There is one pilot study published with TARA. A single-arm trial was conducted with 26 adolescents (14–18-year-olds; 19 females). Participants met inclusion criteria when they had clinically significant depressive and/or anxious symptomatology. There were three assessment time points: before the groups started; after the groups had finished; and 3 months after TARA ended. Outcomes were reduction of adolescent depression (anhedonia/negative affect, dysphoric mood, negative self-evaluation, somatic complaints); anxiety (physical symptoms, harm/avoidance, social anxiety, separation/panic), insomnia severity, and experiential avoidance; and increase in mindfulness.

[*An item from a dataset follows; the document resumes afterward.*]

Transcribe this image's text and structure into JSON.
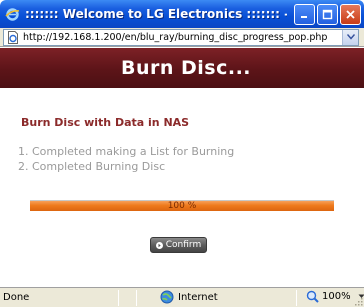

There is preliminary evidence that TARA may be a feasible and efficacious intervention program. Overall, TARA participation was associated with less symptoms of depression and generalized and social anxiety, even 3 months later (Blom et al., 2017).

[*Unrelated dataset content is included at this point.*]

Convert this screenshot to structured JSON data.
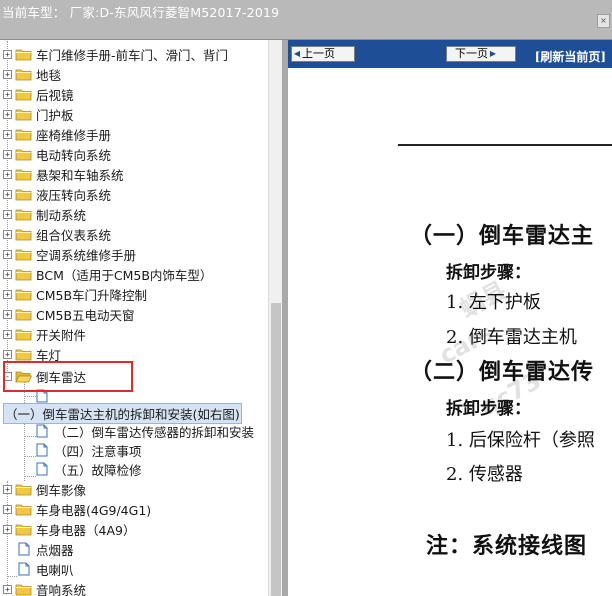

By analyzing changes in the RDoC domains/constructs, using the self-reports as units of analysis, some validity evidence is obtained not only for the hypothesized mechanisms in depression but also for the efficacy of TARA modules/techniques in changing such processes. Indeed, the pilot study’s results point to some improvements in the RDoC domains/constructs. From baseline to 3 months after the end of the intervention, participants reported (Blom et al., 2017) fewer physical symptoms of anxiety/depression, insomnia, and improved self-regulatory skills (Module 1—construct of sustained threat), decrease in rumination (Module 2—construct of loss; decrease in social anxiety symptoms (Module 3—domain of social processes, and reduction in anhedonia and experiential avoidance (Module 4—construct of reward learning).

Engage

Engage is a structured, stepped approach therapy for late-life depression with nine sessions of 40–45 min each (Alexopoulos et al., 2015, 2017; Alexopoulos & Arean, 2014). The Engage key RDoC constructs for intervention were defined after consider the input provided by professionals in the field. The authors were guided by the principle of simplification when defining the main strategies for intervention, based on the assumption that simplifying the language and strategies when disseminating RDoC-inspired interventions may turn them more accessible to professionals. Moreover, Engage is based on the behavioral activation therapy (Alexopoulos & Arean, 2014), as it is aligned with the broad perspective that depression is associated with a loss of reinforcement from the environment leading to inadequate experience of pleasure or meaning from rewards (Ferster, 1973). Since individuals lose interest in activities, leading to melancholic mood, anhedonia, and psychomotor retardation, the intervention entails the scheduling and facilitation of meaningful, rewarding activities. “Reward exposure” is, therefore, the main focus of Engage and the therapeutic vehicle is the RDoC positive valence system (Alexopoulos et al., 2015; Alexopoulos & Arean, 2014).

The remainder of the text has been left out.